Willard Kinzer knows the exact location of his personal fountain of youth.
The 84-year old drag racer says it’s between the small population Kentucky towns of Pikesville and Paintsville, and somewhere in the vicinity of Prestonville.
And, as long as he’s drag racing, he’s not sharing the secret of the fountain and how it is also his secret of speed.
The admitted late-bloomer races in the National Muscle Car Association’s Super Street division where he drives his turbocharged 3,100 pound Mustang on 10.5-inch tread width tires to 6.74-seconds at over 228-miles per hour.
Age is a meaningless number to Kinzer, except to point out he’s lived another wonderful year of being blessed with good health and family. Ask him if he feels 84 and he’ll pose the question, “How is an 84 year old supposed to feel?”
When prodded further for how he feels, he’ll smile and offer, “Not a day over 60.”
Kinzer, in his own estimation, is like the deserted island resident who lives each day without knowing the time, the day, the month or the year.
“I don’t know how you determine what age you feel,” said Kinzer, as he dined on one of wife Lucy’s bologna salad sandwiches, a staple of his feel young diet.
“I guess if I was born on a deserted island and my parents had passed, if you never left and never had contact with anyone, you’d have a hard time determining how old you were. I guess under those kinds of circumstances, I might feel about 60. There’s no doubt God has really blessed me, there’s no two ways about it.”
In many senses, Kinzer believes God made him one those late bloomers with a tendency to be successful.
When sons Terry and Jerry took up AMA motorcycle hill climbing the elder Kinzer accompanied his kids for moral support. However, when Terry, now 65, suffered an accident and broke his arm so badly he couldn’t return, Kinzer [then age 47] took his son’s place on the team. Kinzer ended up winning an AMA amateur championship before turning professional and adding three championships. He eventually retired from motorcycles at 56.
Twenty-three years later at 79, he took up another thrill-seeking sport – championship drag racing. And the car he drives, it’s a challenging proposition to say the least. How does he train for the rigorous demands of wrestling the sometimes volatile doorslammer into the groove?
“I work six days a week … in the office at 6:45 AM,” said Kinzer. “I usually leave about 4:15 to 4:30. Occupying your mind and keeping active is important. I usually walk about two miles daily, too.”
Inspiring others means more than winning to Kinzer, who is a U.S. Navy veteran. He served during World War II in the Pacific theater.
“People tell me I’m an inspiration quite a bit,” added Kinzer.
The experience he loves to tell the most occurred at a drag strip which is located an hour-and-a-half from his home at Mt. Park Dragway.

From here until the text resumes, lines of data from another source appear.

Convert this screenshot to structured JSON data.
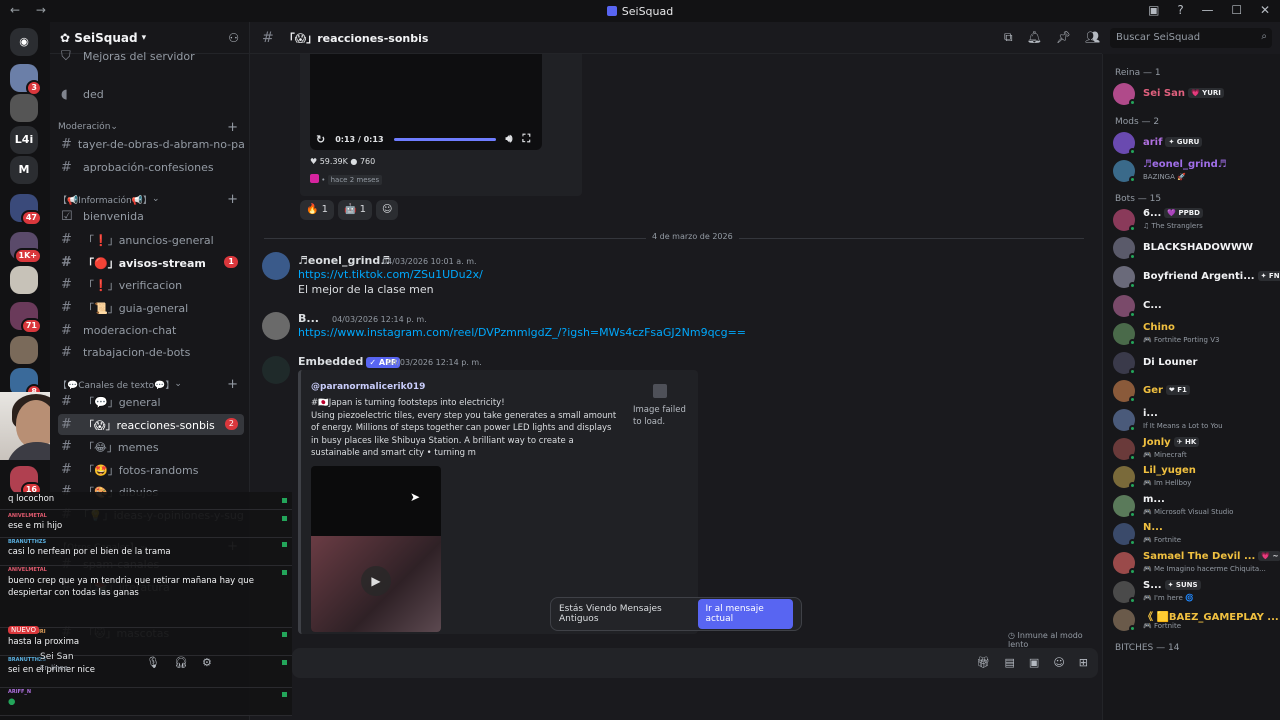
{
  "titlebar": {
    "title": "SeiSquad",
    "nav": "← →",
    "controls": [
      "▣",
      "?",
      "—",
      "☐",
      "✕"
    ]
  },
  "servers": [
    {
      "label": "",
      "badge": "3",
      "color": "#6b7fa8"
    },
    {
      "label": "",
      "badge": "",
      "color": "#555"
    },
    {
      "label": "L4i",
      "badge": "",
      "color": "#2b2d31"
    },
    {
      "label": "M",
      "badge": "",
      "color": "#2b2d31"
    },
    {
      "label": "",
      "badge": "47",
      "color": "#3a4a7a"
    },
    {
      "label": "",
      "badge": "1K+",
      "color": "#5a4a6a"
    },
    {
      "label": "",
      "badge": "",
      "color": "#c7c2b8"
    },
    {
      "label": "",
      "badge": "71",
      "color": "#6a3a5a"
    },
    {
      "label": "",
      "badge": "",
      "color": "#7a6a5a"
    },
    {
      "label": "",
      "badge": "8",
      "color": "#3a6a9a"
    },
    {
      "label": "",
      "badge": "16",
      "color": "#b04050"
    }
  ],
  "sidebar": {
    "server_name": "SeiSquad",
    "channels": [
      {
        "icon": "⛉",
        "label": "Mejoras del servidor",
        "style": ""
      },
      {
        "icon": "◖",
        "label": "ded",
        "style": ""
      },
      {
        "category": "Moderación"
      },
      {
        "icon": "#",
        "label": "tayer-de-obras-d-abram-no-pa...",
        "style": ""
      },
      {
        "icon": "#",
        "label": "aprobación-confesiones",
        "style": ""
      },
      {
        "category": "【📢Información📢】"
      },
      {
        "icon": "☑",
        "label": "bienvenida",
        "style": ""
      },
      {
        "icon": "#",
        "label": "「❗」anuncios-general",
        "style": ""
      },
      {
        "icon": "#",
        "label": "「🔴」avisos-stream",
        "style": "bold",
        "count": "1"
      },
      {
        "icon": "#",
        "label": "「❗」verificacion",
        "style": ""
      },
      {
        "icon": "#",
        "label": "「📜」guia-general",
        "style": ""
      },
      {
        "icon": "#",
        "label": "moderacion-chat",
        "style": ""
      },
      {
        "icon": "#",
        "label": "trabajacion-de-bots",
        "style": ""
      },
      {
        "category": "【💬Canales de texto💬】"
      },
      {
        "icon": "#",
        "label": "「💬」general",
        "style": ""
      },
      {
        "icon": "#",
        "label": "「😱」reacciones-sonbis",
        "style": "active",
        "count": "2"
      },
      {
        "icon": "#",
        "label": "「😂」memes",
        "style": ""
      },
      {
        "icon": "#",
        "label": "「🤩」fotos-randoms",
        "style": ""
      },
      {
        "icon": "#",
        "label": "「🎨」dibujos",
        "style": ""
      },
      {
        "icon": "#",
        "label": "「💡」ideas-y-opiniones-y-sug...",
        "style": ""
      },
      {
        "category": "【Otros Canales】"
      },
      {
        "icon": "#",
        "label": "spam-canales",
        "style": ""
      },
      {
        "icon": "#",
        "label": "「📚」literatura",
        "style": ""
      },
      {
        "icon": "#",
        "label": "「🐱」mascotas",
        "style": ""
      }
    ]
  },
  "channel_header": {
    "name": "「😱」reacciones-sonbis"
  },
  "search": {
    "placeholder": "Buscar SeiSquad"
  },
  "video_player": {
    "time": "0:13 / 0:13",
    "likes": "59.39K",
    "comments": "760",
    "ago": "hace 2 meses"
  },
  "reactions": [
    {
      "emoji": "🔥",
      "count": "1"
    },
    {
      "emoji": "🤖",
      "count": "1"
    },
    {
      "emoji": "☺",
      "count": ""
    }
  ],
  "date_separator": "4 de marzo de 2026",
  "messages": [
    {
      "author": "♬eonel_grind♬",
      "color": "#a06ee8",
      "time": "04/03/2026 10:01 a. m.",
      "lines": [
        {
          "text": "https://vt.tiktok.com/ZSu1UDu2x/",
          "link": true
        },
        {
          "text": "El mejor de la clase men",
          "link": false
        }
      ]
    },
    {
      "author": "B...",
      "color": "#5865f2",
      "time": "04/03/2026 12:14 p. m.",
      "lines": [
        {
          "text": "https://www.instagram.com/reel/DVPzmmlgdZ_/?igsh=MWs4czFsaGJ2Nm9qcg==",
          "link": true
        }
      ]
    },
    {
      "author": "Embedded",
      "color": "#3ba55c",
      "badge": "✓ APP",
      "time": "04/03/2026 12:14 p. m."
    }
  ],
  "embed": {
    "author": "@paranormalicerik019",
    "description": "#🇯🇵Japan is turning footsteps into electricity!\nUsing piezoelectric tiles, every step you take generates a small amount of energy. Millions of steps together can power LED lights and displays in busy places like Shibuya Station. A brilliant way to create a sustainable and smart city • turning m",
    "image_failed": "Image failed to load."
  },
  "old_messages": {
    "text": "Estás Viendo Mensajes Antiguos",
    "button": "Ir al mensaje actual"
  },
  "slowmode": "Inmune al modo lento",
  "members": {
    "groups": [
      {
        "title": "Reina — 1",
        "items": [
          {
            "name": "Sei San",
            "color": "#e0607e",
            "tag": "💗 YURI",
            "sub": ""
          }
        ]
      },
      {
        "title": "Mods — 2",
        "items": [
          {
            "name": "arif",
            "color": "#b070e0",
            "tag": "✦ GURU",
            "sub": ""
          },
          {
            "name": "♬eonel_grind♬",
            "color": "#a06ee8",
            "tag": "",
            "sub": "BAZINGA 🚀"
          }
        ]
      },
      {
        "title": "Bots — 15",
        "items": [
          {
            "name": "6...",
            "color": "#f2f3f5",
            "tag": "💜 PPBD",
            "sub": "♫ The Stranglers"
          },
          {
            "name": "BLACKSHADOWWW",
            "color": "#f2f3f5",
            "tag": "",
            "sub": ""
          },
          {
            "name": "Boyfriend Argenti...",
            "color": "#f2f3f5",
            "tag": "✦ FNF",
            "sub": ""
          },
          {
            "name": "C...",
            "color": "#f2f3f5",
            "tag": "",
            "sub": ""
          },
          {
            "name": "Chino",
            "color": "#f0c040",
            "tag": "",
            "sub": "🎮 Fortnite Porting V3"
          },
          {
            "name": "Di Louner",
            "color": "#f2f3f5",
            "tag": "",
            "sub": ""
          },
          {
            "name": "Ger",
            "color": "#f0c040",
            "tag": "❤ F1",
            "sub": ""
          },
          {
            "name": "i...",
            "color": "#f2f3f5",
            "tag": "",
            "sub": "If It Means a Lot to You"
          },
          {
            "name": "Jonly",
            "color": "#f0c040",
            "tag": "✈ HK",
            "sub": "🎮 Minecraft"
          },
          {
            "name": "Lil_yugen",
            "color": "#f0c040",
            "tag": "",
            "sub": "🎮 Im Hellboy"
          },
          {
            "name": "m...",
            "color": "#f2f3f5",
            "tag": "",
            "sub": "🎮 Microsoft Visual Studio"
          },
          {
            "name": "N...",
            "color": "#f0c040",
            "tag": "",
            "sub": "🎮 Fortnite"
          },
          {
            "name": "Samael The Devil ...",
            "color": "#f0c040",
            "tag": "💗 ~",
            "sub": "🎮 Me Imagino hacerme Chiquita..."
          },
          {
            "name": "S...",
            "color": "#f2f3f5",
            "tag": "✦ SUNS",
            "sub": "🎮 I'm here 🌀"
          },
          {
            "name": "《 🟨BAEZ_GAMEPLAY ...",
            "color": "#f0c040",
            "tag": "",
            "sub": "🎮 Fortnite"
          }
        ]
      },
      {
        "title": "BITCHES — 14",
        "items": []
      }
    ]
  },
  "stream_chat": [
    {
      "user": "",
      "text": "q locochon",
      "color": "#e05a6e"
    },
    {
      "user": "ANIVELMETAL",
      "text": "ese e mi hijo",
      "color": "#e05a6e"
    },
    {
      "user": "BRANUTTHZS",
      "text": "casi lo nerfean por el bien de la trama",
      "color": "#5ab0e0"
    },
    {
      "user": "ANIVELMETAL",
      "text": "bueno crep que ya m tendria que retirar mañana hay que despiertar con todas las ganas",
      "color": "#e05a6e"
    },
    {
      "user": "VENADOGURI",
      "text": "hasta la proxima",
      "color": "#e0a05a"
    },
    {
      "user": "BRANUTTHZS",
      "text": "sei en el primer nice",
      "color": "#5ab0e0"
    },
    {
      "user": "ARIFF_N",
      "text": "●",
      "color": "#b070e0"
    }
  ],
  "user_panel": {
    "name": "Sei San",
    "status": "En línea",
    "badge": "NUEVO"
  }
}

“I had been putting down some pretty good runs and this fella came up to me, he told me about how he loved drag racing and had to quit because he got too old. I asked him how old he was and he told me he was 58. I was 81 years old at the time of the conversation. He told me he was going home to get his car back out.”
The only regret Kinzer admits in his youthful adventures is Lucy, now 83, hasn’t been able to experience the same youthful exuberance. Lately she’s felt the effects of arthritis and a month ago suffered a broken arm.
Through it all, she supports her husband’s efforts.
“She don’t care what I do,” admitted Smith.
This is not to say she isn’t proud of him.
Who wouldn’t be proud of an 84 year old drag racer who is scratching off bucket list items with the same efficiency of his race car covering the quarter-mile.
His most recent bucket list elimination was in winning a revered Wally trophy. When the NMCA absorbed the NHRA Unleashed Series, one of the perks was the permission to reward its winners with the iconic trophy.
Kinzer won the Super Street division at the NMCA Musclecar Nationals in Bradenton, Fla.
And now, there are just two more bucket list items left, but he’s sure he’ll come up with more somewhere down the line.
“I want to see the pyramids in Egypt and run 200 miles per hour in Bristol,” Kinzer said with a smile. “The people at Bristol always treat me right but just can’t get the track prep right for me to pull it off. One day I will slip in and get it done.”
And when he gets the momentous 200 in Bristol he’ll likely cut cartwheels in the shutdown area.
This is one of the perks of his fountain in Kentucky.